Примерно с таких упражнений в ателье началась история марки Laperruque, так что название не только пытается что-то сообщить миру, но и описывает реальные события.
В словаре Громовой и Гринёвой perruque — это «халтура» (то значение, которое не про качество, а про деятельность) и «жульничество». Сходство есть. Но объяснение в краткой словарной статье даётся без нюансов и оттенков, присутствующих во французском, что сходу придаёт выражению негативный характер.
Жульничать тяжело, если работодатель не только всё знает, но и разрешает подобную деятельность. При этом результат труда не обязательно приносит коммерческую выгоду рабочему, он вообще иногда служит творческим целям (индивид торжествует над эксплуататором в рабочее время и на его же территории) или помогает деятельности самой же компании. Например, инженеры Apple, занимаясь в девяностых не только рабочими задачами, но и собственными проектами, явно применяли полученные там и там навыки в обе стороны. Впрочем, ущерб производству в этом случае всё-таки был нанесён, потому что компании до сих пор ежегодно приходится выпускать продукцию с исправлениями, хотя и платит теперь за это потребитель.
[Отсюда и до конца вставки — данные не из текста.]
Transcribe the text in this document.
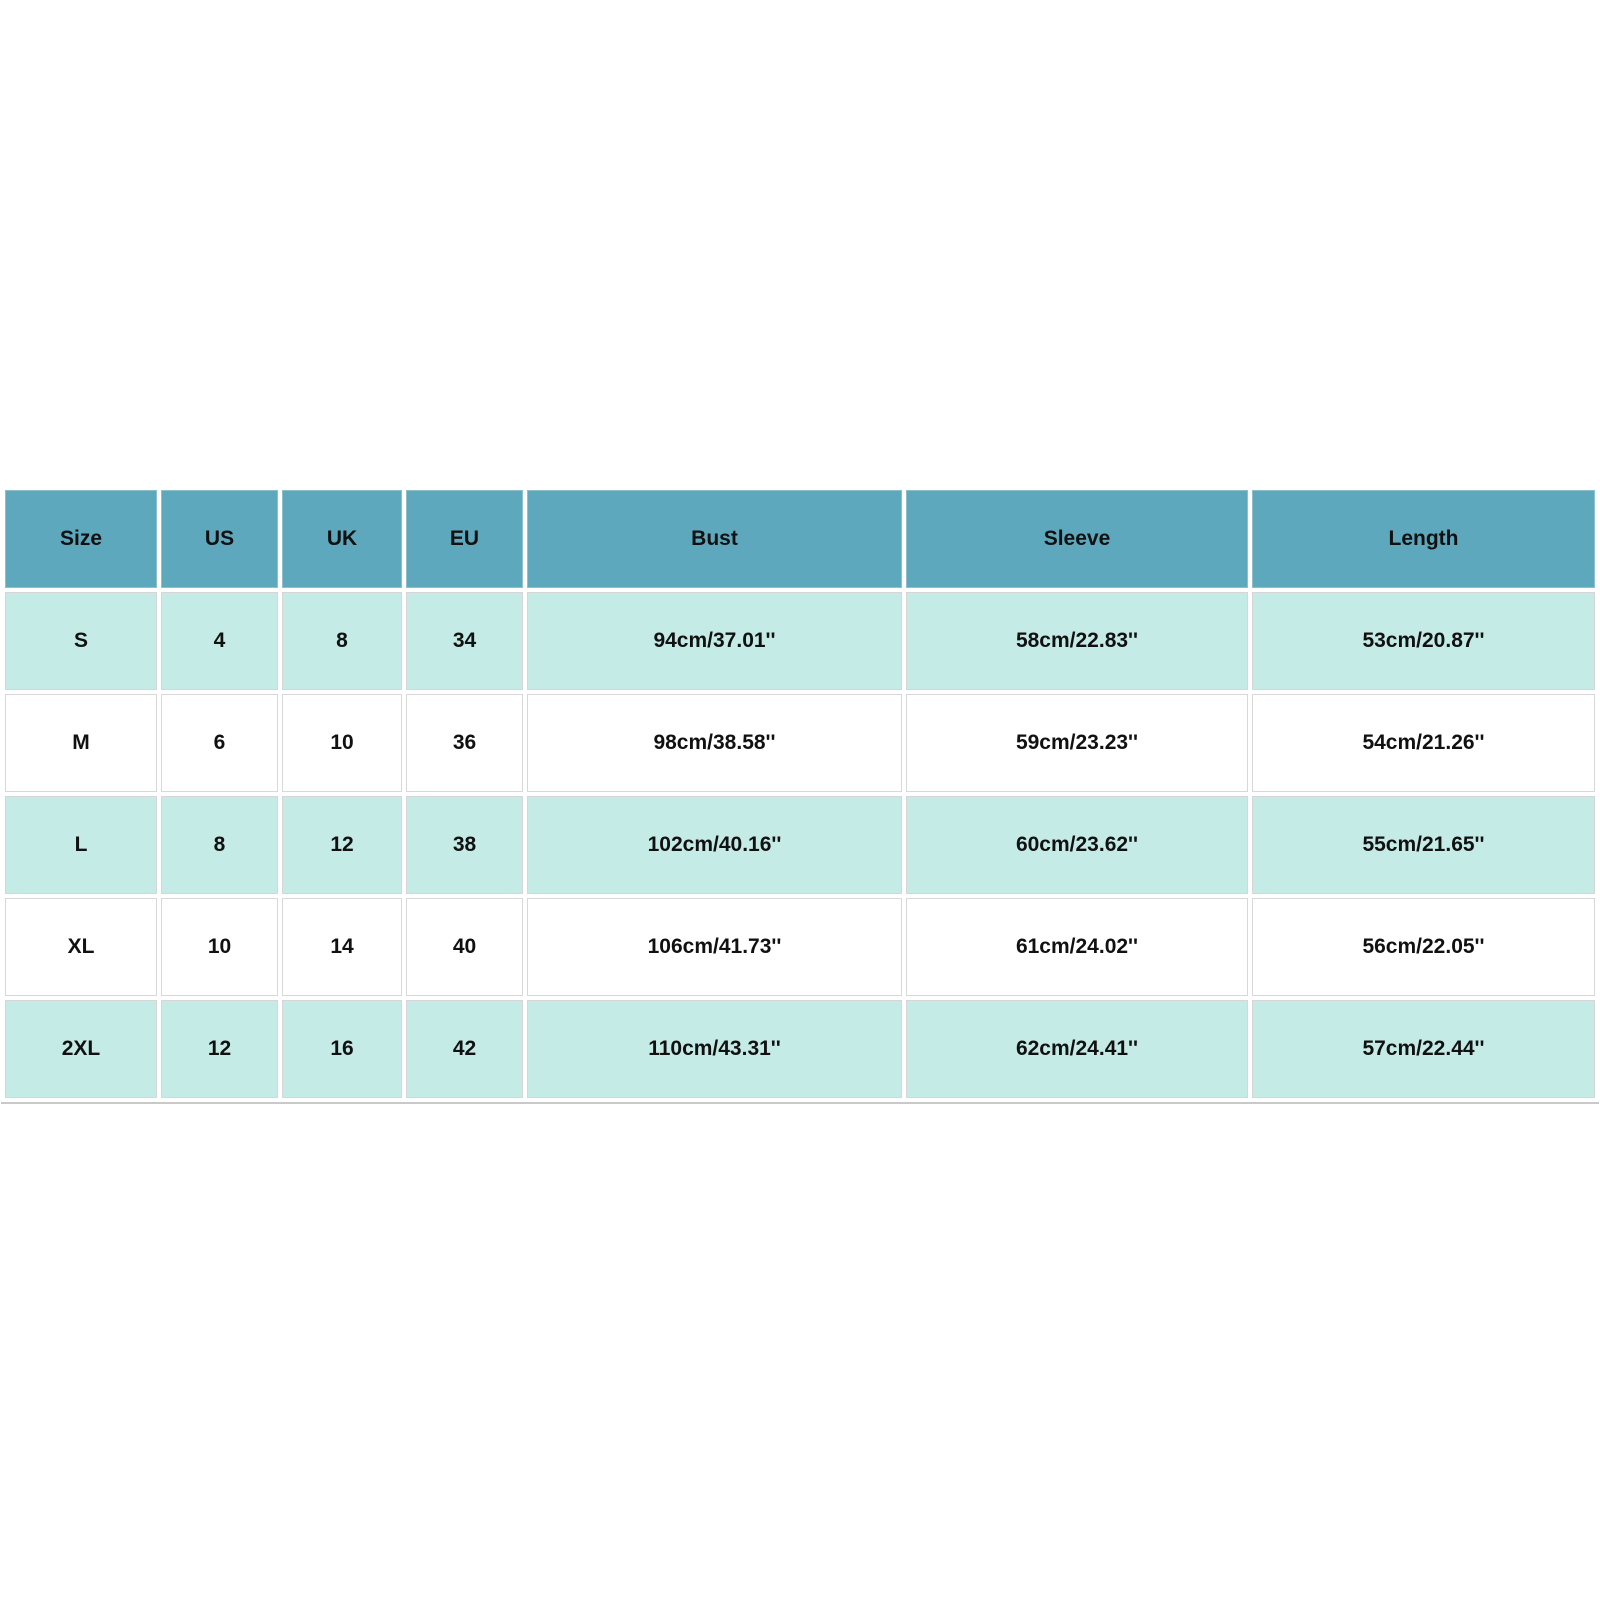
Size	US	UK	EU	Bust	Sleeve	Length
S	4	8	34	94cm/37.01''	58cm/22.83''	53cm/20.87''
M	6	10	36	98cm/38.58''	59cm/23.23''	54cm/21.26''
L	8	12	38	102cm/40.16''	60cm/23.62''	55cm/21.65''
XL	10	14	40	106cm/41.73''	61cm/24.02''	56cm/22.05''
2XL	12	16	42	110cm/43.31''	62cm/24.41''	57cm/22.44''
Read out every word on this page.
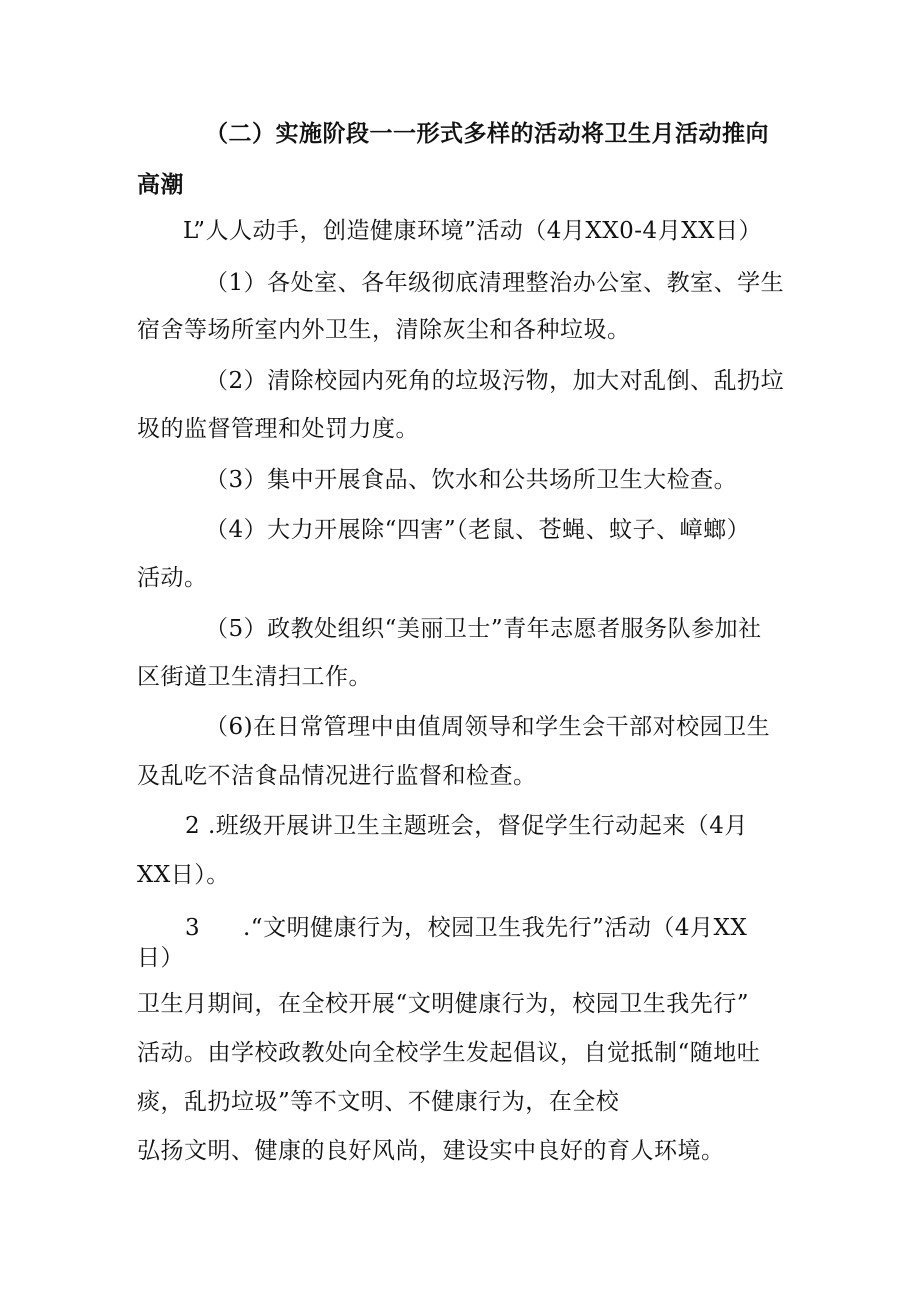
（二）实施阶段一一形式多样的活动将卫生月活动推向
高潮
L”人人动手，创造健康环境”活动（4月XX0-4月XX日）
（1）各处室、各年级彻底清理整治办公室、教室、学生
宿舍等场所室内外卫生，清除灰尘和各种垃圾。
（2）清除校园内死角的垃圾污物，加大对乱倒、乱扔垃
圾的监督管理和处罚力度。
（3）集中开展食品、饮水和公共场所卫生大检查。
（4）大力开展除“四害”（老鼠、苍蝇、蚊子、嶂螂）
活动。
（5）政教处组织“美丽卫士”青年志愿者服务队参加社
区街道卫生清扫工作。
（6)在日常管理中由值周领导和学生会干部对校园卫生
及乱吃不洁食品情况进行监督和检查。
2 .班级开展讲卫生主题班会，督促学生行动起来（4月
XX日）。
3 .“文明健康行为，校园卫生我先行”活动（4月XX
日）
卫生月期间，在全校开展“文明健康行为，校园卫生我先行”
活动。由学校政教处向全校学生发起倡议，自觉抵制“随地吐
痰，乱扔垃圾”等不文明、不健康行为，在全校
弘扬文明、健康的良好风尚，建设实中良好的育人环境。
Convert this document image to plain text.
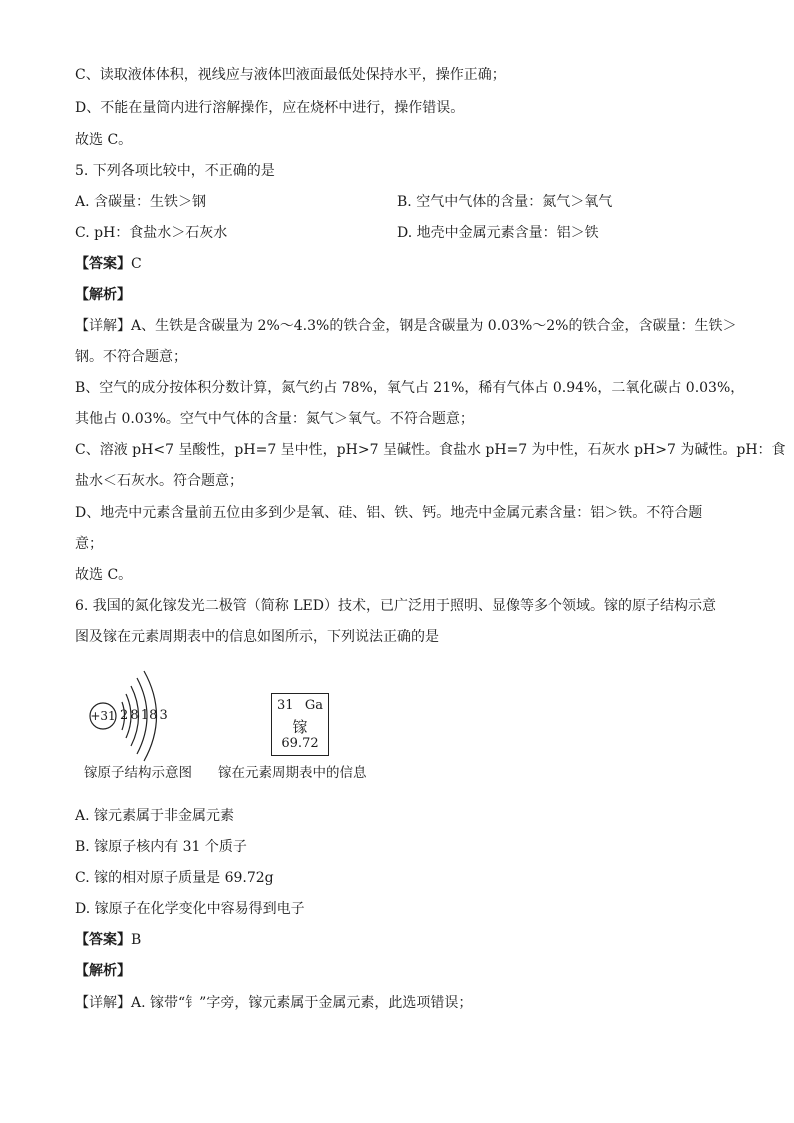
C、读取液体体积，视线应与液体凹液面最低处保持水平，操作正确；
D、不能在量筒内进行溶解操作，应在烧杯中进行，操作错误。
故选 C。
5. 下列各项比较中，不正确的是
A. 含碳量：生铁＞钢	B. 空气中气体的含量：氮气＞氧气
C. pH：食盐水＞石灰水	D. 地壳中金属元素含量：铝＞铁
【答案】C
【解析】
【详解】A、生铁是含碳量为 2%～4.3%的铁合金，钢是含碳量为 0.03%～2%的铁合金，含碳量：生铁＞
钢。不符合题意；
B、空气的成分按体积分数计算，氮气约占 78%，氧气占 21%，稀有气体占 0.94%，二氧化碳占 0.03%，
其他占 0.03%。空气中气体的含量：氮气＞氧气。不符合题意；
C、溶液 pH<7 呈酸性，pH=7 呈中性，pH>7 呈碱性。食盐水 pH=7 为中性，石灰水 pH>7 为碱性。pH：食
盐水＜石灰水。符合题意；
D、地壳中元素含量前五位由多到少是氧、硅、铝、铁、钙。地壳中金属元素含量：铝＞铁。不符合题
意；
故选 C。
6. 我国的氮化镓发光二极管（简称 LED）技术，已广泛用于照明、显像等多个领域。镓的原子结构示意
图及镓在元素周期表中的信息如图所示，下列说法正确的是
+31 2 8 18 3
31 Ga
镓
69.72
镓原子结构示意图 镓在元素周期表中的信息
A. 镓元素属于非金属元素
B. 镓原子核内有 31 个质子
C. 镓的相对原子质量是 69.72g
D. 镓原子在化学变化中容易得到电子
【答案】B
【解析】
【详解】A. 镓带“钅”字旁，镓元素属于金属元素，此选项错误；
Разумеется, термин появился не когда попало, а в XIX веке. Именно тогда всех победила индустриализация, подарив миру привычный нам рабочий график, специфику работы на крупных производствах и отчуждение человека от продукта своего труда.
В разных регионах Франции на месте «парика» оказывается что-нибудь ещё. Например, в Нанте это bricole («лямка»). Слово, кажущееся родным всякому, кто читал Леви-Стросса или изучал на уроке страноведения французскую привычку портить доски и нервы под предлогом создания домашнего уюта посредством изготовления мебели ручной работы. Но что важно: тот, кто fait la perruque, обладает определённой квалификацией. Поэтому он не тренируется, он сразу делает что-то полноценное.
О Laperruque я бы и не узнала, если бы не французский язык. Точно так же, наверное, я бы спокойно жила и без Leonid Titow, если бы не пошла ради Bastille, праздника, организованного Французским Институтом, на Stereoleto в июле 2013 года. С тех пор, которые сейчас уже кажутся давними, многое переменилось, они развились, я развилась — все мы развились, но рюкзаки у меня одни и те же.
Так и с Laperruque: он был в мартовском выпуске Monocle с круассаном и триколором на обложке. На тот момент у нас был перерыв в отношениях (стоило на него подписаться — номера стали скучными, а почтовая доставка в центре Праги, такая особенная и неповторимая, усугубила тоску), но ради большой и светлой любви было сделано исключение, так что я купила то, что ещё несколько месяцев назад полагалось мне по праву.
Фотография с конвертиками была отвратительная, зато название напечатали крупно. И дали такое краткое описание, что его сразу захотелось перепроверить в словаре.
Поэтому теперь я буду следить ещё и за тем, как развивается Laperruque. Во всяком случае, до тех пор, пока у них не появятся обложки чуть менее офисных цветов, что позволит мне стать счастливой обладательницей тетради Muji. Потому что мне нравятся не только французские слова, но и японские канцтовары. И если среди способов их получить есть хоть один сложный, то именно он — интереснее всего.